Miller, O. ; Helman, D. ; Svoray, T. ; Morin, E. ; Bonfil, D. J. Explicit wheat production model adjusted for semi-arid environments. Field Crops Research 2019, 231, 93 - 104. Publisher's VersionAbstract
Current literature suggests that wheat production models are limited either to wide-scale or plot-based predictions ignoring pattern of habitat conditions and surficial hydrological processes. We present here a high-spatial resolution (50 m) non-calibrated GIS-based wheat production model for predictions of aboveground wheat biomass (AGB) and grain yield (GY). The model is an integration of three sub-models, each simulating elemental processes relevant for wheat growth dynamics in water-limited environments: (1) HYDRUS-1D, a finite element model that simulates one-dimensional movement of water in the soil profile; (2) a two-dimensional GIS-based surface runoff model; and (3) a one-dimensional process-driven mechanistic wheat growth model. By integrating the three sub-models, we aimed to achieve a more accurate spatially continuous water balance simulation with a better representation of root zone soil water content (SWC) impacts on plant development. High-resolution grid-based rainfall data from a meteorological radar system were used as input to HYDRUS-1D. Twenty-two commercial wheat fields in Israel were used to validate the model in two seasons (2010/11 and 2011/12). Results show that root zone SWC was accurately simulated by HYDRUS-1D in both seasons, particularly at the top 10-cm soil layer. Observed vs simulated AGB and GY were highly correlated with R2 = 0.93 and 0.72 (RMSE = 171 g m−2 and 70 g m−2) having low biases of -41 g m−2 (8%) and 52 g m−2 (10%), respectively.
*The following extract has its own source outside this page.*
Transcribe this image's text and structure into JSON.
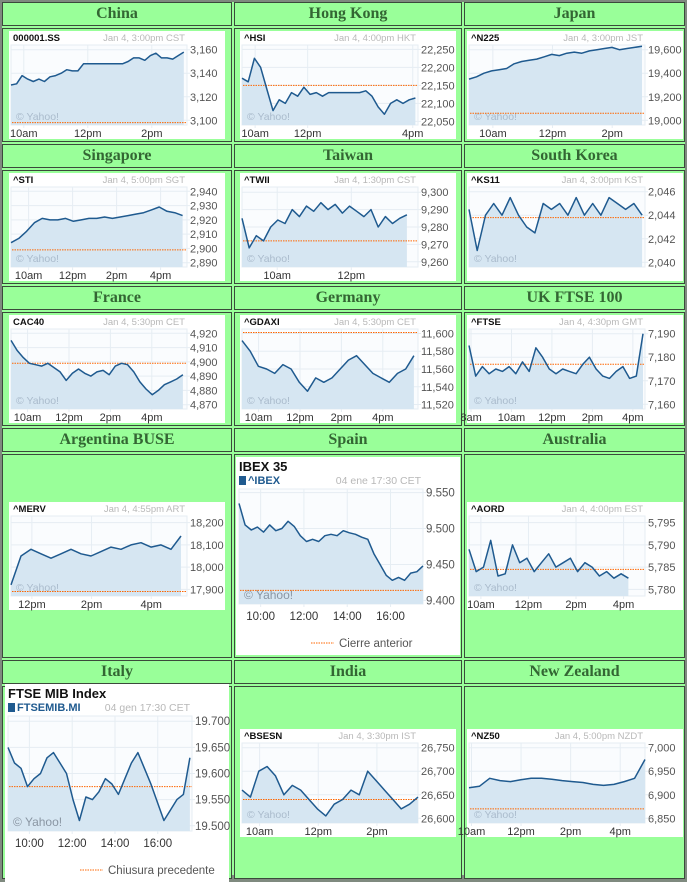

Model sensitivity test showed that HYDRUS-1D was mainly driven by spatial variability in the input soil characteristics while the integrated wheat production model was mostly affected by rainfall spatial variability indicating the importance of using accurate high-resolution rainfall data as model input. Using the integrated model, we predict decreases in AGB and GY of c. 10.5% and c. 12%, respectively, for 1 °C of warming and c. 7.7% and c. 7.3% for 5% reduction in rainfall amount in our study sites. The suggested model could be used by scientists to better understand the causes of spatial and temporal variability in wheat production and the consequences of future scenarios such as climate change.